Anyways, I am here to say the connection CAN happen. Through painful Inner Child work, looking at my own kids, I have learned to understand (?) those younger parts of me who made some not so great choices (esp. in relation to the CSA) and let go of the toxic shame which I am now realizing never ever belonged to her. There are days now where she and I will have internal conversations where I can soothe her, hug a pillow and pretend its her etc. It is kind of cool.
However....here is what I want to ask other warriors (bc that is what we are).... little me developed a little OCD in that she was always trying to fix everything and everyone (and esp fix herself because she thought she was so badly damaged). It is almost like I existed in my head to try and figure out how to make everything okay...... Anyways, decades later I still find that I do this....like my brain actually TRIES to come up with situations (real or imagined) that I can freak out about and fret about or fix.
Does anyone else do this? Like, I constantly still worry and try and fix everything and anything.  MY T has said this happens....I am just repeating what she did.

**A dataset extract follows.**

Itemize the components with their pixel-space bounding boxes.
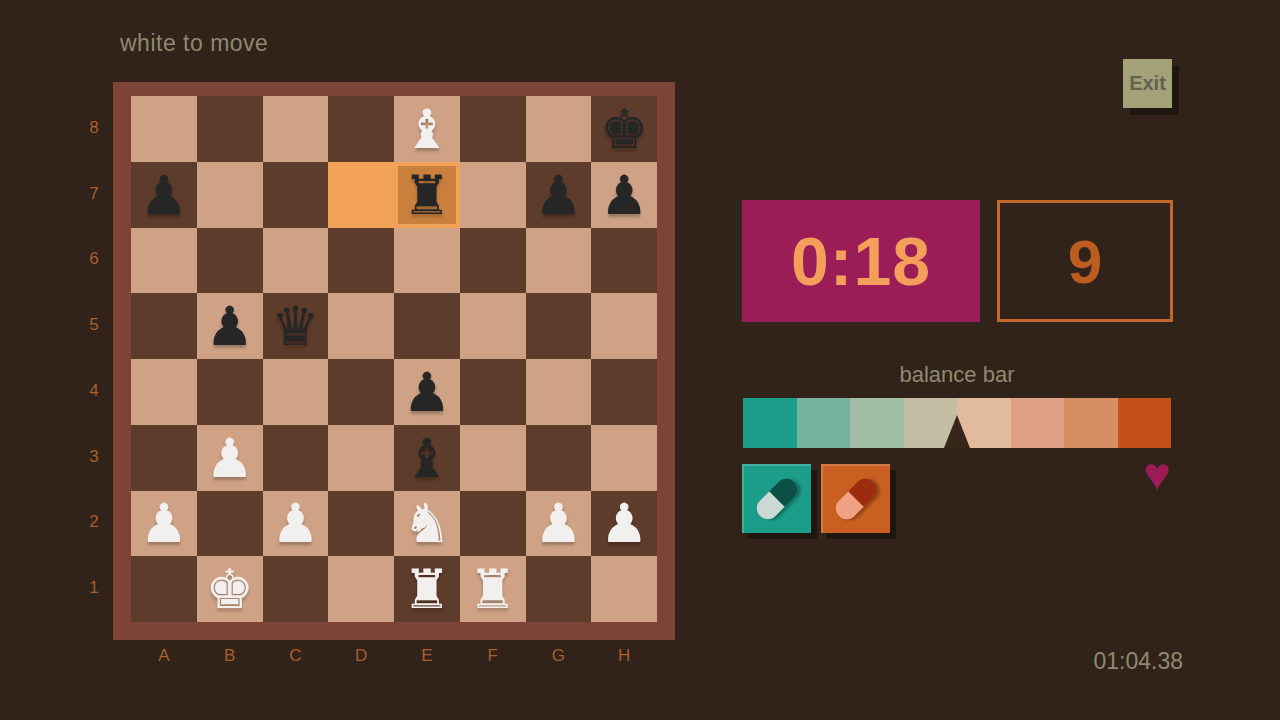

But I am so tired of this brain of mine.  I try to tell her to stop, we arent there anymore. There is nothing to fix. But it is just so hard.

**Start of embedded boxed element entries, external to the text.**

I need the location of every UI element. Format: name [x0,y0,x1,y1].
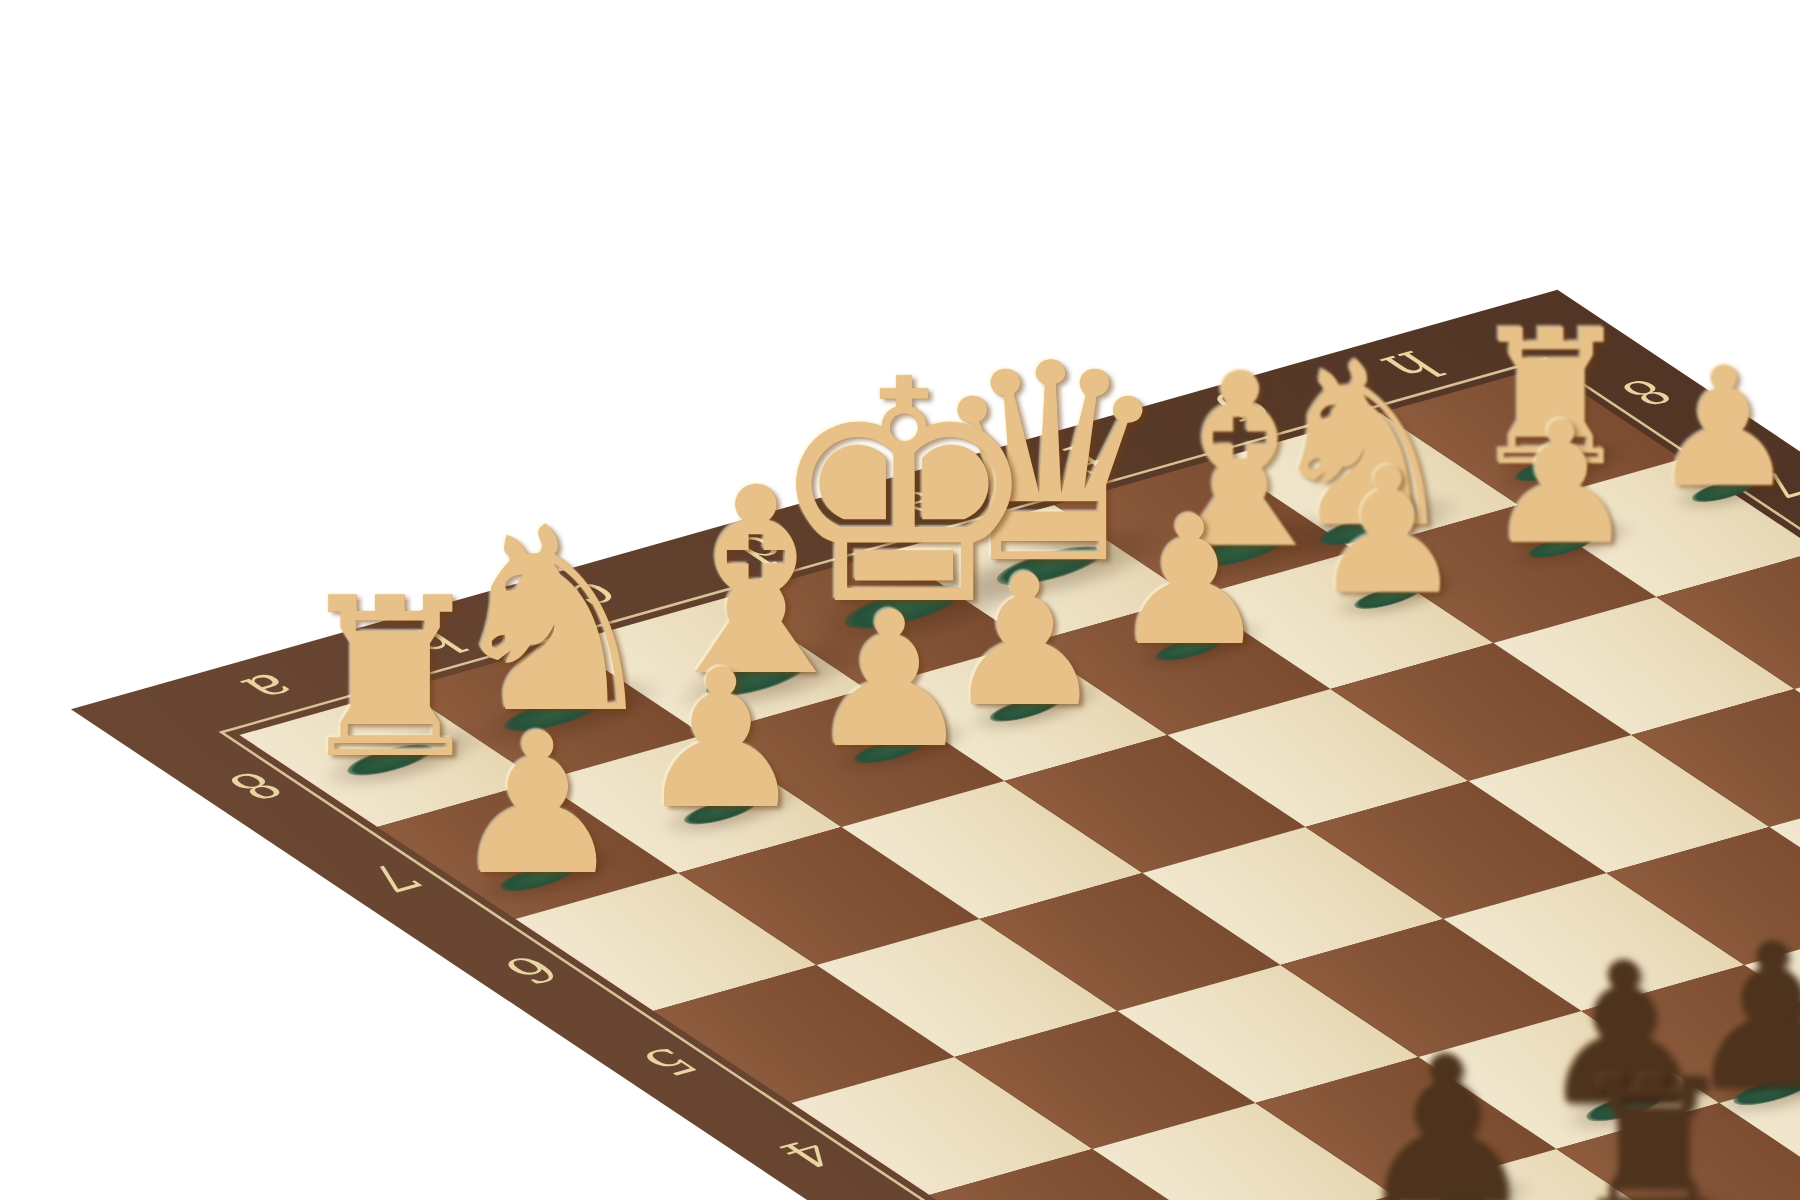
piece-light-pawn-g7[interactable]: ♟ [1485,399,1637,568]
piece-light-pawn-b7[interactable]: ♟ [635,645,806,836]
piece-light-pawn-f7[interactable]: ♟ [1310,445,1466,619]
piece-dark-rook-d2[interactable]: ♜ [1567,1054,1737,1200]
scene: { "game": "chess", "scene_description": … [0,0,1800,1200]
piece-light-pawn-e7[interactable]: ♟ [1110,493,1270,671]
piece-dark-pawn-c3[interactable]: ♟ [1354,1030,1538,1200]
piece-light-pawn-h7[interactable]: ♟ [1650,346,1798,511]
piece-light-pawn-a7[interactable]: ♟ [451,707,626,902]
piece-light-pawn-c7[interactable]: ♟ [806,587,974,774]
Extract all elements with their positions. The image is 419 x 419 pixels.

And if you do this, what do YOU do to get your brain to just STOP it already. This is when I have total compassion for that kid.....that she actually thought she had the power to change ppl or things...... and had to resort to a childhood of "figuring it out". I wish she could just let go..........
#8
Thank you for your responses. I wish that part of my brain just wouldn't question EVERYTHING all the time. It makes me so sad. I have an incredible life.....I am a teacher, mom, supportive husband, been clean for seven years  :cheer: but it is like there is something I just cant accept about having CPTSD. And I have exhausted therapy. I know it has to do with acceptance......God grant me the serenity......
#9
Hi. I am new to this site and am thankful for it. I was diagnosed with CPTSD a few years ago and have done a lot of trauma therapy. I feel like I have integrated parts of myself, gotten over (most) of the TOXIC shame of my abuse. However, apparently one of my coping mechanisms was ocd. I feel this is what I am left with now as an adult and I HATE IT. I try to remind myself they are just trauma thoughts but they are SOOOO overwhelming. I just want to stay in bed and cry all day. The worst thought is when I question whether any of this is "real". Does anyone...anyone at all.....ever do this? (question reality). Is this part of CPTSD?  I just wish I could tell that little girl to let go of the ocd/perfectionism thoughts. I know it helped her back then but is interfering in my daily life . Thank you for those who might respond and Bless all of us who have had to walk this path. I cant do this alone.